Of course I love to see the full abilities of his remarkable mind unleashed. At the same time, these displays serve as confirmation of his differences. And as much as I try to celebrate those differences (and have gotten better at doing so over the years) there remains a part of me that wishes they weren’t there. That’s just being honest.
Last night was a good sports night in our household. The three NHL teams we follow, the Devils, Capitals, and Sharks, all won. I mentioned this to Ryan this morning. I couldn’t remember the last time it had happened.
So I asked him if he knew.
Without hesitation, he replied “Thanksgiving, 2010.”
I was stunned, and at the same time, not surprised at all. I’ve seen this before. I asked him to show me.
A few clicks of his mouse later, I was staring at the NHL scoreboard from Nov. 24, 2010 (which was actually a Wednesday, Thanksgiving eve). There it was: Washington 3, Carolina 2. New Jersey 2, Calgary 1. San Jose, 5, Chicago 2.
I asked how he knew. His answer: “I just remembered.”
I asked if he was sure that was the last time this had occurred. He initially said yes, before hesitating and qualifying his answer. It was the last time he knew of it happening.
The exchange gnawed at me as I waited for my commuter train this morning. I suspected Ryan was wrong, that the three teams had won in the same night more recently. Still, I was awed by his ability to recall, within seconds, a date when it had happened.
So I started checking, scrolling back through the NHL scores from this season on my phone.
Here’s the thing: He was wrong. By a long shot.
The Caps, Devils and Sharks have all won on the same night four times this season alone. I didn’t check beyond opening night, but surely if it has happened four times since October, there are many other instances in the two intervening questions.
And you know what? I was kind of glad he was wrong.

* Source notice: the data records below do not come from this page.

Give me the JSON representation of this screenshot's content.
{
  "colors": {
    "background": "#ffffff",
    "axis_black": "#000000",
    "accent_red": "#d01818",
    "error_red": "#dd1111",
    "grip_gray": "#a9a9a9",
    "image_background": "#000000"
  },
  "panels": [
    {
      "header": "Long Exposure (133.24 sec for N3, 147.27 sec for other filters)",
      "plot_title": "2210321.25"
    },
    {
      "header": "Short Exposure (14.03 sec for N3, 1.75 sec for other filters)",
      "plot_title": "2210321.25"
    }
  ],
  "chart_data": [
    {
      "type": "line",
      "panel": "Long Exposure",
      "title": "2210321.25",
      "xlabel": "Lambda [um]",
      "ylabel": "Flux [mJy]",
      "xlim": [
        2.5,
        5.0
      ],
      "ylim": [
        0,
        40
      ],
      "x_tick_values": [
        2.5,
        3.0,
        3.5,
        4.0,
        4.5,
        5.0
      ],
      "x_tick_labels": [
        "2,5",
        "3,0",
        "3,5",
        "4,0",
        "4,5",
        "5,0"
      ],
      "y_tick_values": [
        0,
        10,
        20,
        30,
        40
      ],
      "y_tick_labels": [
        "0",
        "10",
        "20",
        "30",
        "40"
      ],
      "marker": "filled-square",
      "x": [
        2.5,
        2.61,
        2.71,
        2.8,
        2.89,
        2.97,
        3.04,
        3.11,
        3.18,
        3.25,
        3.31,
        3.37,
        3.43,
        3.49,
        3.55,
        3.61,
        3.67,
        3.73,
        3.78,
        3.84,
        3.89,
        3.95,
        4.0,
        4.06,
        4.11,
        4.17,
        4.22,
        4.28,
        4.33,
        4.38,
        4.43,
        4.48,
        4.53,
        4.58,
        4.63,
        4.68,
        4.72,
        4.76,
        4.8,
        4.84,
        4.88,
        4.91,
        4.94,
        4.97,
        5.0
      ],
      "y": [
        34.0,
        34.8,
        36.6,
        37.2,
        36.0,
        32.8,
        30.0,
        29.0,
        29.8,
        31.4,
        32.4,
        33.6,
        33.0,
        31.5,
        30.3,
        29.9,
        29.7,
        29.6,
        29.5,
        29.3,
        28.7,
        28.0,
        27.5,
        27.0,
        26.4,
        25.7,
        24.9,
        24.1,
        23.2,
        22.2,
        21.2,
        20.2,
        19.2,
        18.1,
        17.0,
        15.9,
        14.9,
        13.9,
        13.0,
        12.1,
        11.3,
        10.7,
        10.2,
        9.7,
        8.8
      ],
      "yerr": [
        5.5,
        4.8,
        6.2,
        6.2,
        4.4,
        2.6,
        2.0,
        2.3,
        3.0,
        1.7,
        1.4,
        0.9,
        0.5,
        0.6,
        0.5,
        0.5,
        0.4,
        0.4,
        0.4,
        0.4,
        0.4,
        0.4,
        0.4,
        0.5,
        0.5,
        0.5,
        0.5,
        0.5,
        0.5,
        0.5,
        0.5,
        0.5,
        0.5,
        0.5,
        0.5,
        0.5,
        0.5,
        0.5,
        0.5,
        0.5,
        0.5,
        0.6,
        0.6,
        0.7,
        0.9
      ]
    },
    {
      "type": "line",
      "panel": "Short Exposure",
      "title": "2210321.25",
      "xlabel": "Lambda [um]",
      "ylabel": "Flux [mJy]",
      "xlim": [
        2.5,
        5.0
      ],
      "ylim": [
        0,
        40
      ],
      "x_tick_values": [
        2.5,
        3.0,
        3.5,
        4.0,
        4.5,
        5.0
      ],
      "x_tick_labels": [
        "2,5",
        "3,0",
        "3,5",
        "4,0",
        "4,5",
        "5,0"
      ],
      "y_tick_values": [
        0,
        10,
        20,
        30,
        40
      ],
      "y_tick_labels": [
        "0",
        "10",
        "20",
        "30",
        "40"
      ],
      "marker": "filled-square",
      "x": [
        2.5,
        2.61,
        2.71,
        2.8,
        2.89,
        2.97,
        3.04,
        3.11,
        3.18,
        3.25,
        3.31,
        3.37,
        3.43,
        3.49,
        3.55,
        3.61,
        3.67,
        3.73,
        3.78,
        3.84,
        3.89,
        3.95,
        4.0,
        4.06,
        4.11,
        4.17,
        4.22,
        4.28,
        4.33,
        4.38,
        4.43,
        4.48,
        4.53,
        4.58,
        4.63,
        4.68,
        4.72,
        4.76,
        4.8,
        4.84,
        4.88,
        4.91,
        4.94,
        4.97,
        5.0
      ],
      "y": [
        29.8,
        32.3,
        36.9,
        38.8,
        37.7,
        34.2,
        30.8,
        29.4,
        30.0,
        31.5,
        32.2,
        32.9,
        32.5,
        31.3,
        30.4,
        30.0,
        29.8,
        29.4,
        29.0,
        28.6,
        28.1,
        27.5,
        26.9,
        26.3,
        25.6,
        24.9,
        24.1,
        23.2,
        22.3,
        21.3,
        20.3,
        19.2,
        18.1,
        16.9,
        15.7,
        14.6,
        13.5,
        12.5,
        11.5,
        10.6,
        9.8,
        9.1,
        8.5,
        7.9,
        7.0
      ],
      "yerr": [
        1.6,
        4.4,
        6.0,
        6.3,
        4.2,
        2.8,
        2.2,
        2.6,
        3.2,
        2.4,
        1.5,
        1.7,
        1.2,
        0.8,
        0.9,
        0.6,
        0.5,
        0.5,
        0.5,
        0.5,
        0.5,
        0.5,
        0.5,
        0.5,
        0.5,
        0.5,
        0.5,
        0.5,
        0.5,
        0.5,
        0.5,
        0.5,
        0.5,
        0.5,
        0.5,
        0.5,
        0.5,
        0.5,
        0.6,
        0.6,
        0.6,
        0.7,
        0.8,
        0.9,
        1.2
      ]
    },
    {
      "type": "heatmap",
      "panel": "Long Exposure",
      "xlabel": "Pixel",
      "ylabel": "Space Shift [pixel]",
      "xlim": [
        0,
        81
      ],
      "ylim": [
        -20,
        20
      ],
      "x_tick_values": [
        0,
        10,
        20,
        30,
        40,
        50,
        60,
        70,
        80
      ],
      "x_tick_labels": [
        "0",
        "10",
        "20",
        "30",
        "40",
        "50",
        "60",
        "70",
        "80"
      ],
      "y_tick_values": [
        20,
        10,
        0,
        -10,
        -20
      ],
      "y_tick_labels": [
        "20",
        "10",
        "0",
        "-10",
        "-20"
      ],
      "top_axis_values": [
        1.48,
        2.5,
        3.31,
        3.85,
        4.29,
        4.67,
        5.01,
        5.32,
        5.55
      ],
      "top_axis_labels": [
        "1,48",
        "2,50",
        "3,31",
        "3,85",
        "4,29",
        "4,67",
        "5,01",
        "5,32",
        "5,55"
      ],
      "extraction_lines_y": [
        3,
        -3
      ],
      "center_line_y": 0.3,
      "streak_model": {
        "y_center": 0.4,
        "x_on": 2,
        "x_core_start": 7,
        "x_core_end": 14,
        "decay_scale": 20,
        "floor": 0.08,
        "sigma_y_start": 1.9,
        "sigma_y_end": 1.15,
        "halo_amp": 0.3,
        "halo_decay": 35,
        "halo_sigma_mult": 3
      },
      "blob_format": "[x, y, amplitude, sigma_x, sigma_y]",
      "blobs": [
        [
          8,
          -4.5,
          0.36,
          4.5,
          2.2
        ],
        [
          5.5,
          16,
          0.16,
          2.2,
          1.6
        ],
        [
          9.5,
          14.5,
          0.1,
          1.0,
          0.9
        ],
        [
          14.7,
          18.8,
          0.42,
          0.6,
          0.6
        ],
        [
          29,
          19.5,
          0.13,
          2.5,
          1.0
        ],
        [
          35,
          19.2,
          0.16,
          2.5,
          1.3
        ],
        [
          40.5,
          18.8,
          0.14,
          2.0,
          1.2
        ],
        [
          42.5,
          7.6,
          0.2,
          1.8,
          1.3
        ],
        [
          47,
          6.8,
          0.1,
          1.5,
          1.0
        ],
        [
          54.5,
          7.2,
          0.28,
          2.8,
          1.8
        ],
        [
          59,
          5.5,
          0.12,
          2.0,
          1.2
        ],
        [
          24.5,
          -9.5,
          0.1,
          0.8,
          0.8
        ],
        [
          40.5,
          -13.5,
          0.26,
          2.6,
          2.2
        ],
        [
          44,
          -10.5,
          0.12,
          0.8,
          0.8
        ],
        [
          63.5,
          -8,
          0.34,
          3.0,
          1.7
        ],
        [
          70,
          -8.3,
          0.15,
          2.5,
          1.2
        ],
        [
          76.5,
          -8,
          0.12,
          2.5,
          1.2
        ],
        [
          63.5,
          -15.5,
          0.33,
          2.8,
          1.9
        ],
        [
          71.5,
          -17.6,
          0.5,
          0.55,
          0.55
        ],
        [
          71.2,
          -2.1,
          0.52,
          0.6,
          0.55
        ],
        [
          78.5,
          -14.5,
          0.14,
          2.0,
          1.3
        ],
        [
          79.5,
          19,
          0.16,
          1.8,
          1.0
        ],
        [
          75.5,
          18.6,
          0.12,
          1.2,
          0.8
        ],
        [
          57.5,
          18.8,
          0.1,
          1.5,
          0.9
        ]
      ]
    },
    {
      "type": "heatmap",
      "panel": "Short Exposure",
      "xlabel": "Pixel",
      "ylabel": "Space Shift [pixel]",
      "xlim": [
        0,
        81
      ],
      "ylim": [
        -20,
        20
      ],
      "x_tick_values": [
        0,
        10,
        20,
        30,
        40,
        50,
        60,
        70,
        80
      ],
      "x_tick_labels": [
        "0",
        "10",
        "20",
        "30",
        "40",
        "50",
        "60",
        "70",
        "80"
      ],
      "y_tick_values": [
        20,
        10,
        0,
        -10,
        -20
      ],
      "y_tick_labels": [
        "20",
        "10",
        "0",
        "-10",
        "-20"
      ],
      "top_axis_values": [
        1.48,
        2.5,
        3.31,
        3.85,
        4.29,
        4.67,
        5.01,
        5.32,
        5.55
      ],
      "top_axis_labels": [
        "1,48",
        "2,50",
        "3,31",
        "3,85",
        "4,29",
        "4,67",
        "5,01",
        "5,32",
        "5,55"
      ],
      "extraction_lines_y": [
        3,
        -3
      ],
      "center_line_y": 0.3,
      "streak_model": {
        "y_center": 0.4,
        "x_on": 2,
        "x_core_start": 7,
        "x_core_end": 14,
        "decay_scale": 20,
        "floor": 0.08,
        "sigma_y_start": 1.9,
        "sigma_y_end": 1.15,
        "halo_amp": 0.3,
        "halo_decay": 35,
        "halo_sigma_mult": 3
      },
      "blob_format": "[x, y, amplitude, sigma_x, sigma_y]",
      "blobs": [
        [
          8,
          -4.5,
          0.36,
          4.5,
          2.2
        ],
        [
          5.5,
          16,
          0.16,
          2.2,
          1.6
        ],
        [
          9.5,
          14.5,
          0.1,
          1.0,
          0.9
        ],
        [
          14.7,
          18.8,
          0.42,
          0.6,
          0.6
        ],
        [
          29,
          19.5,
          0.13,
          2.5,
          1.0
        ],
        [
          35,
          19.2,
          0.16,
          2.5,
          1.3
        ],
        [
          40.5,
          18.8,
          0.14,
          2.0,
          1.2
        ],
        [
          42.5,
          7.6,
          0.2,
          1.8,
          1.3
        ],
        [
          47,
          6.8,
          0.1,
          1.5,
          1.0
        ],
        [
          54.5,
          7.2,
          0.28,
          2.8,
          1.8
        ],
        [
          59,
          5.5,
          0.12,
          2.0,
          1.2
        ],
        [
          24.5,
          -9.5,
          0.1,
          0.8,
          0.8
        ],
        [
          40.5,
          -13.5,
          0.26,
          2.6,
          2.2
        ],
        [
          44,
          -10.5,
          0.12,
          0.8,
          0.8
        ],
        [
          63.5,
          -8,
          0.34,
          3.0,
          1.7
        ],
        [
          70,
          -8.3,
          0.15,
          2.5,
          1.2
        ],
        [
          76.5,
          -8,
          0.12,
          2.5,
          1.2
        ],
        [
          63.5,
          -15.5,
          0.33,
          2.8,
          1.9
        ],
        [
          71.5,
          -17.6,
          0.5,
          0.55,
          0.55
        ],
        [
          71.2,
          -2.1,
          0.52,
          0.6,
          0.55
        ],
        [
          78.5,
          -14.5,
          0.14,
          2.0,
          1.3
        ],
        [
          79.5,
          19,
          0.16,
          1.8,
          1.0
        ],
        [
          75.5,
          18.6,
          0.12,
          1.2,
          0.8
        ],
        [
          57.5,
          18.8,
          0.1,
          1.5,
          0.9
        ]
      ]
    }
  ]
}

His being wrong means committing entire seasons worth of data to memory is not something he does compulsively. There was a period over the last couple of years that he studied the NHL scores obsessively. It was during that time that he memorized at least two full seasons’ worth of results.
But he moved on. He still checks the scores. He can still tell us every team’s record on any given day. But his obsessive score-checking has been turned down a notch. It doesn’t bother him at all that he knows more about two recent seasons than all the others. That knowledge is compartmentalized.
OCD may have helped him memorize all that data, but it didn’t compel him to continue doing so beyond the period it interested him to a higher degree.
And yet, the things he memorized during that time are etched in his brain, cataloged, indexed, sortable, and instantly recallable.
Those two seasons are part of the database that makes up his brain, but they’re just a small part. Ryan is not a human computer. He’s a human. As black and white and linear as his brain is, there’s room for zigs and zags and imperfections and the occasional curve among all the straight lines and right angles.
It’s all part of what makes him who he is. He is not easily definable. He may be consistent, but he’s still full of quirks. He colors outside the lines.
As well as I think I understand him — and I like to think that’s pretty darn well — I am still learning about him and how his mind works, one instantly recalled, three-and-a-half year old set of scores at a time.